My goal in creating these blog series was to talk to you all directly and hopefully have you talk back, but y’all might not be ready to talk to us in the ways we’ve invited you to talk to us.

I have worked in communications, marketing, and member engagement in a dozen different ways and I find that the challenges with teaching and learning are nearly universal. Often if you can get a conversation going, it’s not much work to sustain it, but what does that spark look like?

And, especially, what does that spark look like as we are increasingly teaching and learning in digital spaces? I’m not sure yet! What do you think? And how would you tell me what you think? Email me? Reply to the tweet or facebook post that featured this link? Tag us in an instagram live? Share the link on LinkedIn with your take?Something else?

How do we fulfill that obligation?

I ask those questions because we do very much want to know the answers, but also because they demonstrate our broader question and/or answer; the thing I hope to learn and teach through this post.

I have a Master’s Degree in Arts Administration. I have years of experience in dozens of ways to talk to other people. I have read books and blogs, attended conferences and seminars, and looked at dozens of examples of community engagement strategies. But none of those things can teach me how to talk to you.

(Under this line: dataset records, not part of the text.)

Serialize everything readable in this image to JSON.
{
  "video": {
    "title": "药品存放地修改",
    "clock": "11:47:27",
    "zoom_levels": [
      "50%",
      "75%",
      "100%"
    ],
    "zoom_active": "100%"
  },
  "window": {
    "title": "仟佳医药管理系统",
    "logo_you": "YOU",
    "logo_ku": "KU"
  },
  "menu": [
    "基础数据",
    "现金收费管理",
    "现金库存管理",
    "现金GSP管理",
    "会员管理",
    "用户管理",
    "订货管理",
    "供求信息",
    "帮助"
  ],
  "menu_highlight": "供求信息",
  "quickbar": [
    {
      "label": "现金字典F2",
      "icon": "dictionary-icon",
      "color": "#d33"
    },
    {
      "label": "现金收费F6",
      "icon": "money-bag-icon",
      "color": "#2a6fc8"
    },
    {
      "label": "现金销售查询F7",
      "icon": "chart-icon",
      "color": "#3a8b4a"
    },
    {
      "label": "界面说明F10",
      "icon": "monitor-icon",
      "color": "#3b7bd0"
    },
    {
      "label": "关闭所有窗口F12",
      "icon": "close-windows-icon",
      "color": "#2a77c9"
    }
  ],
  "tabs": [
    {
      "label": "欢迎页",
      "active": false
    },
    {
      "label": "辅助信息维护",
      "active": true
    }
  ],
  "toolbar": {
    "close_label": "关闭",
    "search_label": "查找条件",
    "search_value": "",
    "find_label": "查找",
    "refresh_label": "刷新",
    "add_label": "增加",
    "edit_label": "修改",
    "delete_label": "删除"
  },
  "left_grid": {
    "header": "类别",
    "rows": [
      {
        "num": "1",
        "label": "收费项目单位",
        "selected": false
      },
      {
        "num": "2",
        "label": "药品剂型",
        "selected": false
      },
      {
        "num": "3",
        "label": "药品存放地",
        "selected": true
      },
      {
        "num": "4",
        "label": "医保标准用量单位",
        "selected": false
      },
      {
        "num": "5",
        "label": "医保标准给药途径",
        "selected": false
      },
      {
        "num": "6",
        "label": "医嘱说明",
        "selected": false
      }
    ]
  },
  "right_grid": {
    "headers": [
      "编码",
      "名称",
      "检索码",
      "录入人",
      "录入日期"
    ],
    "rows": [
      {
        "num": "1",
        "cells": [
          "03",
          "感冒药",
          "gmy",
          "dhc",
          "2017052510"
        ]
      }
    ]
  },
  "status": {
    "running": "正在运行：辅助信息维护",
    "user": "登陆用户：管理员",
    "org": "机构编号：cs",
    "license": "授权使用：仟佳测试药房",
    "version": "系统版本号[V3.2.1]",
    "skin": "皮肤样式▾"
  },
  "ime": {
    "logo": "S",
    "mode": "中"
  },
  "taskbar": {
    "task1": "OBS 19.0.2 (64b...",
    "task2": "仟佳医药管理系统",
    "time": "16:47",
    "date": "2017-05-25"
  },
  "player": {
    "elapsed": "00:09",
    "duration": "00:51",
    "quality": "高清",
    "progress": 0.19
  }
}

You are the only one that can teach me that.

And that is one of dozens of things you are uniquely qualified to teach within our community — the online community focused on arts & cultural education, as it intersects with social justice, that I mentioned earlier. What can you teach that community and what do you hope to learn from it? How can we help foster an environment where you you want to learn and unlearn? How can we make our online spaces feel safe for the vulnerable acts of sharing your expertise and re-evaluating what you thought you knew?

We don’t usually open our comments, but I’m opening them on this post. General wisdom states that an open comment section is more likely to yield abusive comments and offensive language, but I think Creative Generation should be open to unlearning that! What do you think?